Grok-1
Grok-1 overview
TL;DR
- Grok-1 is an open-weight MoE model from xAI (base model checkpoint). It's more of a research/comparison artifact than a ready-to-use chat agent.
- Think of it as a "base model sample" -- you'll need additional instruction tuning / alignment before it's suitable for conversation and production use.
- For engineering use: do task-level evaluation first, set up safety guardrails, and apply necessary fine-tuning or prompt constraints.
Key Focus Areas
When reading this page, pay attention to:
- MoE inference characteristics (active weights ratio)
- Pretraining cutoff (implications for knowledge recency)
- Benchmark results as positioning (good for comparison, doesn't guarantee your task performs the same)
Original (English)
Grok-1 is a mixture-of-experts (MoE) large language model (LLM) with 314B parameters which includes the open release of the base model weights and network architecture.
Grok-1 is trained by xAI and consists of MoE model that activates 25% of the weights for a given token at inference time. The pretraining cutoff date for Grok-1 is October 2023.
As stated in the official announcement, Grok-1 is the raw base model checkpoint from the pre-training phase which means that it has not been fine-tuned for any specific application like conversational agents.

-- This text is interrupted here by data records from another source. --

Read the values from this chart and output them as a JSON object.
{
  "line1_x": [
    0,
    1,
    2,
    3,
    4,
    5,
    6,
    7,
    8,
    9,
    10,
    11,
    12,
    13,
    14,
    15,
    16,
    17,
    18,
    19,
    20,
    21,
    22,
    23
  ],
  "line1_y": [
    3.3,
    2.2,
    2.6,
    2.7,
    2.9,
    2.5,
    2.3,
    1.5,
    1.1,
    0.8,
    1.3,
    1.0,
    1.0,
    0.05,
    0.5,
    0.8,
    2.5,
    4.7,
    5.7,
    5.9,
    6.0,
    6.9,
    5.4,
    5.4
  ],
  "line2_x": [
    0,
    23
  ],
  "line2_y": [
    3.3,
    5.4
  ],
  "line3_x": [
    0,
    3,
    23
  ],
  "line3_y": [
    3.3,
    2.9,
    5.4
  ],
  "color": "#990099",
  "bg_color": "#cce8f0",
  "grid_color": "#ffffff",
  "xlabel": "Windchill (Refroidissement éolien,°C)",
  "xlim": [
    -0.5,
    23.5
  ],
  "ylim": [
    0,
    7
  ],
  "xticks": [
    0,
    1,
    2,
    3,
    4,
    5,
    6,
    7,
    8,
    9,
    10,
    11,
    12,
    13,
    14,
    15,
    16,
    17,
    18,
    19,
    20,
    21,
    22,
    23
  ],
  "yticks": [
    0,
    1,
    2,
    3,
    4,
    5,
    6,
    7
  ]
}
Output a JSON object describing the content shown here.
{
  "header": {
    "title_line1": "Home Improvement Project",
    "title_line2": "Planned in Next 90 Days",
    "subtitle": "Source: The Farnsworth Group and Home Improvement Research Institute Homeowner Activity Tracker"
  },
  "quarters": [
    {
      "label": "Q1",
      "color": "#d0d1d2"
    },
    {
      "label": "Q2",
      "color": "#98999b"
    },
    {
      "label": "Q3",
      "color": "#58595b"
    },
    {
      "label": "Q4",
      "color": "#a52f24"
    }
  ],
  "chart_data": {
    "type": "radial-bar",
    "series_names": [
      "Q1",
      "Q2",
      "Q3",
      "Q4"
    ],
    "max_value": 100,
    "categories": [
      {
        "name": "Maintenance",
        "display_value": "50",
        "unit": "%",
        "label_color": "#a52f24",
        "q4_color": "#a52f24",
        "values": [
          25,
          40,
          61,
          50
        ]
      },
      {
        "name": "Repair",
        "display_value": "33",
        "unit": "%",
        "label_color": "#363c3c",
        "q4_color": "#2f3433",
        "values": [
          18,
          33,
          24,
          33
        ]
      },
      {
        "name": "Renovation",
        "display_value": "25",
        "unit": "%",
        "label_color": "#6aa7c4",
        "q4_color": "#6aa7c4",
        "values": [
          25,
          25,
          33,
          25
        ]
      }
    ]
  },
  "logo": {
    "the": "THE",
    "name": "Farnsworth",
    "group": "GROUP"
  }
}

The model has been released under the Apache 2.0 license.
Results and Capabilities
According to the initial announcement, Grok-1 demonstrated strong capabilities across reasoning and coding tasks. The last publicly available results show that Grok-1 achieves 63.2% on the HumanEval coding task and 73% on MMLU. It generally outperforms ChatGPT-3.5 and Inflection-1 but still falls behind improved models like GPT-4.

Grok-1 was also reported to score a C (59%) compared to a B (68%) from GPT-4 on the Hungarian national high school finals in mathematics.

Check out the model here: https://github.com/xai-org/grok-1
Due to the size of Grok-1 (314B parameters), xAI recommends a multi-GPU machine to test the model.